Discreetly tucked away in the corner of almost every stand in every primary GAA county ground in the country is a hooter system, complete with wiring, lying as obsolete as some of those electronic voting machines commissioned for election purposes in 2002.
Like the electronic voting machines, the hooter systems were never put into widespread use. Unlike the electronic voting machines, subsequently scrapped at a colossal financial loss to the State, the fate of the hooter systems is not so clear.
Twice in the last decade, GAA Congress approved their use on foot of motions from counties and the Football Review Committee and twice Central Council subsequently advised against it, once in 2010 on the basis of cost and then in 2014 when a number of concerns, trends and anomalies were identified after a series of road-tests in third-level competitions.
The GAA's Central Competition Controls Committee put together two reports at either end of 2014, one which identified the need to capture substitutions as part of the overall stoppage equation and the need to conclude a game when the ball had gone dead (over a sideline or end line) because of concerns over the establishing the genesis of a relevant score if a hooter was sounded on the 70-minute mark simultaneously.

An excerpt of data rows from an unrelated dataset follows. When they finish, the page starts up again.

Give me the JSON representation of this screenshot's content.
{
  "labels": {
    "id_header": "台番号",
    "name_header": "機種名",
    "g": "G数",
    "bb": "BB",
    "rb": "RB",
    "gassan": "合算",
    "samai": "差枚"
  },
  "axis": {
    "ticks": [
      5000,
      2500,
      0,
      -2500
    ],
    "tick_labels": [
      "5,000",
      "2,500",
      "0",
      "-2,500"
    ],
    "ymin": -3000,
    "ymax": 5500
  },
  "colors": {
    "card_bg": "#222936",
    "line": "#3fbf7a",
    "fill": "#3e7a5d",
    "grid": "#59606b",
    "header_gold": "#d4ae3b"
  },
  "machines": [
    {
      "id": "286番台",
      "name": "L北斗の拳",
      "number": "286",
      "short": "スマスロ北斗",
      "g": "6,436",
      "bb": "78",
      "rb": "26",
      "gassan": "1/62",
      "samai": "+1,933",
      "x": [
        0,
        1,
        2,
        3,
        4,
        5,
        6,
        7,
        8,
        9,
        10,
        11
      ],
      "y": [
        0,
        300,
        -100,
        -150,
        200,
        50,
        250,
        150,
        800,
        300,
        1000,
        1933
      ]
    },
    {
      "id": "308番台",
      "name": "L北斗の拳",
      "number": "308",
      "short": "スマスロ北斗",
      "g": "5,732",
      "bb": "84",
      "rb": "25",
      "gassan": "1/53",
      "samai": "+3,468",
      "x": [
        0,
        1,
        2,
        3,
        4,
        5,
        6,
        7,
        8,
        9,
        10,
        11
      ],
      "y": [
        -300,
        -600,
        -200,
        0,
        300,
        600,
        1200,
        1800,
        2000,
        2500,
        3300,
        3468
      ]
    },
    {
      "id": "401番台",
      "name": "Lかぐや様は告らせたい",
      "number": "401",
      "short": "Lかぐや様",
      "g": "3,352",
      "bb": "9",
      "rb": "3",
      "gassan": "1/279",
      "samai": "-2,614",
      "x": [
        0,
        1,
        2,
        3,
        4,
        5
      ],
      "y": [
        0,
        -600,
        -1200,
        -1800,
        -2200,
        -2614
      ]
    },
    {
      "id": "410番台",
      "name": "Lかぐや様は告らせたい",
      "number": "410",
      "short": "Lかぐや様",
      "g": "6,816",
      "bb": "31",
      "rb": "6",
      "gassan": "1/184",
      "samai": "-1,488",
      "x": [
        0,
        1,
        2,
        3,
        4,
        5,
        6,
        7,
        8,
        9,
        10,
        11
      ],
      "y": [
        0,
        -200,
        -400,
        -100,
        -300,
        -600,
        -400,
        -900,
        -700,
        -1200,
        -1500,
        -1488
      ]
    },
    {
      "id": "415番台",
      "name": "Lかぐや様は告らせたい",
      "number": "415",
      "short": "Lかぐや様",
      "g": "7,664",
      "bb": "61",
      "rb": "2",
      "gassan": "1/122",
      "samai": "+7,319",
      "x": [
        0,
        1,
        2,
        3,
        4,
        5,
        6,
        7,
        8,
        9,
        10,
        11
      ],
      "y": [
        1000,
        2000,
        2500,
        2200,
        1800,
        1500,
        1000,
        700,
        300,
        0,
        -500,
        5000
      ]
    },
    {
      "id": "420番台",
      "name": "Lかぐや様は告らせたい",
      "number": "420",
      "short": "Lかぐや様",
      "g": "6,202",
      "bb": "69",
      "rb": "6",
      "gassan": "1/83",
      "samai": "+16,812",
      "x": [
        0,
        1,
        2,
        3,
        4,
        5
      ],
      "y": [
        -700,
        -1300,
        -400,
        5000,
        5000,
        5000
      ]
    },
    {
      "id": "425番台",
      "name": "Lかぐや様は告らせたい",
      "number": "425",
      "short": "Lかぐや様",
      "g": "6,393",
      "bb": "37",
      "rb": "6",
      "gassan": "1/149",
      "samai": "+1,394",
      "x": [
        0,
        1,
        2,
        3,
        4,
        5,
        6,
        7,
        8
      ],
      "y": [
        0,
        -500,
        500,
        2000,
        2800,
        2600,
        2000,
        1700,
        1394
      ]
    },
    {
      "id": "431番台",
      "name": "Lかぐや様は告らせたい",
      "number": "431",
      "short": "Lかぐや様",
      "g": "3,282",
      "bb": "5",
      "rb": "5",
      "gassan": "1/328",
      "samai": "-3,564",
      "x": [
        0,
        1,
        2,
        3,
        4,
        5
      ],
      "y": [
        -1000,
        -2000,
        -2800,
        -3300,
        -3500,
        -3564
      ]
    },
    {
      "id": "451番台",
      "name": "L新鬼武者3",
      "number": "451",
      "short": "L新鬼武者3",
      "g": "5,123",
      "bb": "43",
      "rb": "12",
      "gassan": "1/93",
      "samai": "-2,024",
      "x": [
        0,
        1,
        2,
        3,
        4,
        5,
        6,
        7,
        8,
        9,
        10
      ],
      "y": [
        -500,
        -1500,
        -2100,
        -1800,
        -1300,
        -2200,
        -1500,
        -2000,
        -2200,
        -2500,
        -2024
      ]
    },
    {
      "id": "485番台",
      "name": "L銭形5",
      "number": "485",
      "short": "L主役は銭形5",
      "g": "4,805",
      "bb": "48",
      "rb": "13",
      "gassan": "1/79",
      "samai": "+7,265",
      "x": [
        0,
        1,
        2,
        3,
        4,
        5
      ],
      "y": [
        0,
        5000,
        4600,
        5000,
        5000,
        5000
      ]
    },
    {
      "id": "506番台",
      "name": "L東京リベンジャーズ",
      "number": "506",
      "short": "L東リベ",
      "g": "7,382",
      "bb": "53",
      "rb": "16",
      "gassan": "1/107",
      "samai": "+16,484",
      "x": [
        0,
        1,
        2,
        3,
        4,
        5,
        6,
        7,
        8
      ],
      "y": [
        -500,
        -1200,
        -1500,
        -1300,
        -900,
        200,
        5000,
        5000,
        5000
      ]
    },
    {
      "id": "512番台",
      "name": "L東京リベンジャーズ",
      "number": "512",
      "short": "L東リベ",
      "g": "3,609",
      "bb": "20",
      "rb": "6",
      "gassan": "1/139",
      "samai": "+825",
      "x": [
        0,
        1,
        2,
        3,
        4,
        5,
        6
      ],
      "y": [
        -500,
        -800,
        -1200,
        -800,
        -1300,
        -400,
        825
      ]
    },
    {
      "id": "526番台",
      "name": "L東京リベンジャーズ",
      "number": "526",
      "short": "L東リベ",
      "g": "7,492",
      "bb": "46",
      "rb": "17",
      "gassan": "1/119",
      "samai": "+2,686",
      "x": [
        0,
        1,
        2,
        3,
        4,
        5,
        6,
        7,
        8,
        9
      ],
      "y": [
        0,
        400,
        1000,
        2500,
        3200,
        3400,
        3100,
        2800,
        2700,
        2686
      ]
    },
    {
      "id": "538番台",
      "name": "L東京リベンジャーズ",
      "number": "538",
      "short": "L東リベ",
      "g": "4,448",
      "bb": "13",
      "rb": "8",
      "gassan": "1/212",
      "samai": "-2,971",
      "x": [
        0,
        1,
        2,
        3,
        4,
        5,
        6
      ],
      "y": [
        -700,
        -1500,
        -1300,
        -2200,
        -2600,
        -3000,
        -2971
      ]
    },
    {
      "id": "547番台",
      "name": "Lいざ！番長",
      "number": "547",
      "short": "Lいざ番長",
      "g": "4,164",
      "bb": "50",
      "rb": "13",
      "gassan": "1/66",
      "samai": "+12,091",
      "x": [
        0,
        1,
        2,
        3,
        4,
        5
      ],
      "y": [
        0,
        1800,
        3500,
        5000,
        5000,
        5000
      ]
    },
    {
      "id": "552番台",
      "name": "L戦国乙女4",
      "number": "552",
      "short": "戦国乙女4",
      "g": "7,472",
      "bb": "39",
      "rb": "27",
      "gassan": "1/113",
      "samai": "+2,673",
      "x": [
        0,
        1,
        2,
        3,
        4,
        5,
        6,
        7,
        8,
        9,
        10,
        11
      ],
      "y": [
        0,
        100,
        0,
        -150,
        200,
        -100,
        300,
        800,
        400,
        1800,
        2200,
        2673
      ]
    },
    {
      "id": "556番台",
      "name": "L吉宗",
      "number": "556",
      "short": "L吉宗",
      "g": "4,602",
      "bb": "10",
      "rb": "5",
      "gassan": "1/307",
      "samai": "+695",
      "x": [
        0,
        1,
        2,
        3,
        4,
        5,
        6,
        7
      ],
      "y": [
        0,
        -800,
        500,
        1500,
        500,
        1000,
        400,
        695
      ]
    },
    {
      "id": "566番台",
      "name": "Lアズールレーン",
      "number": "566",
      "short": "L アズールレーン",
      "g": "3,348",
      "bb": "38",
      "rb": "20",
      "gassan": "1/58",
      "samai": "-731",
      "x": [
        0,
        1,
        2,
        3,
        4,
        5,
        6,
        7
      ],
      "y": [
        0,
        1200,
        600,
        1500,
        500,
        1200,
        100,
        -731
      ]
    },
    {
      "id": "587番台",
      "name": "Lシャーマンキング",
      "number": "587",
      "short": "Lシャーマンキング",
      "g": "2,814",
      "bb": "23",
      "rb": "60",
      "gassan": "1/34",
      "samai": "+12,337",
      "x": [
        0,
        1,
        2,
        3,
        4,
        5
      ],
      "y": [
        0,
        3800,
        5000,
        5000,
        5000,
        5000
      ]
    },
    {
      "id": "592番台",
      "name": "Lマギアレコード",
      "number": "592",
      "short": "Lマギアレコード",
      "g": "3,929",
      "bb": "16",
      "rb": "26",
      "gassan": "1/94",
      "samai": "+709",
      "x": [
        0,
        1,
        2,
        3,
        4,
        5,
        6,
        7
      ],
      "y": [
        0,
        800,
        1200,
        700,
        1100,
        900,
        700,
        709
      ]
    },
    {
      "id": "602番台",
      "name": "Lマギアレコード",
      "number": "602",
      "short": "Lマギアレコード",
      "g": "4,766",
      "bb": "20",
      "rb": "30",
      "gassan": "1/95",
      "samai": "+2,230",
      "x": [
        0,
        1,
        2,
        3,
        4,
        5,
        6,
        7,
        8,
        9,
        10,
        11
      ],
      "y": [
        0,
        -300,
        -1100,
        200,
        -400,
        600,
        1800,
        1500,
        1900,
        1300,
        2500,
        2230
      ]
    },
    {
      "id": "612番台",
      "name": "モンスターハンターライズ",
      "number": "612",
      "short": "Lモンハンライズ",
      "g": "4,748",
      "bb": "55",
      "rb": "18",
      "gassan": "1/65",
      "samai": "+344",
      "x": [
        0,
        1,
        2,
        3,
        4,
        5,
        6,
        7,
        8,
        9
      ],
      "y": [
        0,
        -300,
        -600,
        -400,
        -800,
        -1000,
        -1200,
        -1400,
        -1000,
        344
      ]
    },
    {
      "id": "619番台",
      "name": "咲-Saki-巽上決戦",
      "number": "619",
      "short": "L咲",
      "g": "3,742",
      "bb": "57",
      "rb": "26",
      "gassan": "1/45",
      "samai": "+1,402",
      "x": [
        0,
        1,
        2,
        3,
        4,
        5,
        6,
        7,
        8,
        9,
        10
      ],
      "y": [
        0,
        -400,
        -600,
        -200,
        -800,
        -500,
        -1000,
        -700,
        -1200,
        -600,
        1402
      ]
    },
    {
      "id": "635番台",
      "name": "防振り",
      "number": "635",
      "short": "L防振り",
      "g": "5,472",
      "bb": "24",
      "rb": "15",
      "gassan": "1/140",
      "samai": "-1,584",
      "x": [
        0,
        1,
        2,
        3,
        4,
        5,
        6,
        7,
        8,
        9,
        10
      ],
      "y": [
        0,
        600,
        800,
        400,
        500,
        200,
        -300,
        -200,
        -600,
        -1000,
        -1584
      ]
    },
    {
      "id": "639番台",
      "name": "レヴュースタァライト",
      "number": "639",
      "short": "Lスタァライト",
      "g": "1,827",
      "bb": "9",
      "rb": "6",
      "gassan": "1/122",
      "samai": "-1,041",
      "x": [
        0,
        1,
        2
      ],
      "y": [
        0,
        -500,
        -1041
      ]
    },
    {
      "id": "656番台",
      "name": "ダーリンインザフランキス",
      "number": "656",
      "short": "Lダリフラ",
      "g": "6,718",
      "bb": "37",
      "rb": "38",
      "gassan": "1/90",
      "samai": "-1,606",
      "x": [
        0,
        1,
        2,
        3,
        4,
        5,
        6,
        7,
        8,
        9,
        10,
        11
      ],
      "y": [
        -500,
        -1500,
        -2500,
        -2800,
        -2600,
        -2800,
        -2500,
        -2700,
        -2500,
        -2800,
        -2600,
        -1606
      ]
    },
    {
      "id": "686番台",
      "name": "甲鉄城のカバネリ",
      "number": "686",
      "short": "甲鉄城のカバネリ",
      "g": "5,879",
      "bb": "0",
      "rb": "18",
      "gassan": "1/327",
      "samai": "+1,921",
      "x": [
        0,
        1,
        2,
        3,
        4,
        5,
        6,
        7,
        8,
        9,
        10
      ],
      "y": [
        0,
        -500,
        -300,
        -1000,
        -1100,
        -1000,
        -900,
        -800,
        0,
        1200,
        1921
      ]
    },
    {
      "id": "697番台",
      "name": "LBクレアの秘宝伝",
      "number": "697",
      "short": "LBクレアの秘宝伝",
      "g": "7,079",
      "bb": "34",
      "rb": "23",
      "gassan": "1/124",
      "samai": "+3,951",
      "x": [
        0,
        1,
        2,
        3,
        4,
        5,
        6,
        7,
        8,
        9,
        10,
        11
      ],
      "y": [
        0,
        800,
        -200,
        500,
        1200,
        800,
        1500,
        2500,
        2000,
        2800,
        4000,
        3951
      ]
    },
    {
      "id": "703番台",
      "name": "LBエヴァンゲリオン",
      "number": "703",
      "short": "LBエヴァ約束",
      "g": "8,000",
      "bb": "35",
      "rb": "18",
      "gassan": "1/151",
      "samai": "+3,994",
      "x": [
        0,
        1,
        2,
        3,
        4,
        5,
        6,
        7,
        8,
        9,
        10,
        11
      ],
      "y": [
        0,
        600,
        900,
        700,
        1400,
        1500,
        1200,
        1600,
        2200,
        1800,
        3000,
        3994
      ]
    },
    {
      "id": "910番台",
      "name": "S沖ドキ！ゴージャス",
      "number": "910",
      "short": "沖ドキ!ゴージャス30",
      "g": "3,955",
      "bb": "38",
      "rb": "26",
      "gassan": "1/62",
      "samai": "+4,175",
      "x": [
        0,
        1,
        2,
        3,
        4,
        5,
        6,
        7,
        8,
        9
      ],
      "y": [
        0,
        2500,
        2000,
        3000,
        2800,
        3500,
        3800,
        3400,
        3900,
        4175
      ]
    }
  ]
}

Later that year more problems were highlighted by those who oversaw the trial, some considered potentially "reputational" to the games. Human error, systems failure, fouling down the clock, negative possession where teams ran down the clock as it neared the 70-minute mark, intense media scrutiny and the requirement to stop the clock for everything were seen as drawbacks to the overall plan.
By Congress 2015, the original successful motion had been rescinded and the stop clock/hooter was out of favour once more.
Every so often, though, its potential use surfaces. When Armagh visited MacHale Park in Castlebar for a qualifier game last summer there were clear discrepancies between the time allowed at the end of it and the time that actually should have been played.
Mayo won by a point, four minutes were scheduled to be added - it lasted five-and-a-half minutes but with the number of stoppages due to injury that could well have been eight.
Earlier this year the second half of the All-Ireland club final between Corofin and Kilcoo stretched to 11 minutes, while over the weekend there was a renewed focus on timekeeping with managers expressing frustration.
Monaghan manager Seamus McEnaney didn't bite on it too hard but the three extra minutes (and five seconds) that allowed Dublin to equalise were seen as generally contentious.
Drill down into it, however, and within that first extra six minutes called were two stoppages lasting 90 seconds each.
That's three minutes which, with the original six, equates to the nine which were played by referee Ciarán Branagan. Did anyone honestly expect him to blow exactly on nine minutes with Davy Byrne ready to pull the trigger?
In Letterkenny, despite being content with a win on the road against Donegal, Galway manager Pádraic Joyce was perplexed with the amount of time that Joe McQuillan allowed at the end of the second half.
Initially, five minutes were called but by the time Michael Murphy's free to equalise curled narrowly wide, 77 minutes and 25 seconds had elapsed.
McQuillan was perfectly entitled to add on that extra time because of the delay caused by Michael Boyle's collision with Eoghan Bán Gallagher that took two minutes before Ciarán Thompon's free went wide. The foul on Ryan McHugh for the Murphy free happened within those seven minutes.
Any query over the initial five minutes is easily accounted for: 1.20 for deliberation over a disallowed Murphy point, 35 seconds to red card Galway's Michael Daly after his second yellow foul on Caolan Ward, 45 seconds to yellow-card Galway's Michael Boyle, one minute for Shane Walsh to convert a free after Donegal's Paul Brennan hacked down Damien Comer, for which he was black-carded, 1.10 to deal with Galway's Ronan Ó Beoláin's sliding tackle on Dara Ó Baoill.
Meath's Andy McEntee also raised concerns with referee Sean Hurson's timekeeping in Navan and he had perhaps the most legitimate issue, given that only 10 seconds were played beyond the four minutes signalled when those four minutes includes a break in play for an injury to Mayo's Bryan Walsh which took him 30 seconds to gather himself together before the free was taken 15 seconds later, 45 seconds in all. At the very least, another 20 seconds was due, small but potentially consequential nonetheless.
There isn't a major timekeeping issue in the GAA as some suggest and, generally, most referees are getting it right.
But the problems identified in both reports should not be insurmountable. Teams run down the clock and foul it down anyway, irrespective as to whether a clock is counting down in front of them. The suggestion that every break in play should see the clock stop isn't required. With substitutions, those stoppages are already written in, 20 seconds each.
What reviving the stop clock and hooter would do is bring clarity to this area in the same way that Hawk-Eye has successfully done with the legitimacy of points at two venues.
It would require extra personnel with a fifth official, a communications systems to link the referee and the fifth official and the unpalatable sight of a team kicking a ball out over a sideline to conclude a game.
Ultimately, referees are the biggest stakeholders. They have a lot on their plate, this might be an aid they could fall back on but there are bigger issues that the men in black have to deal with than time.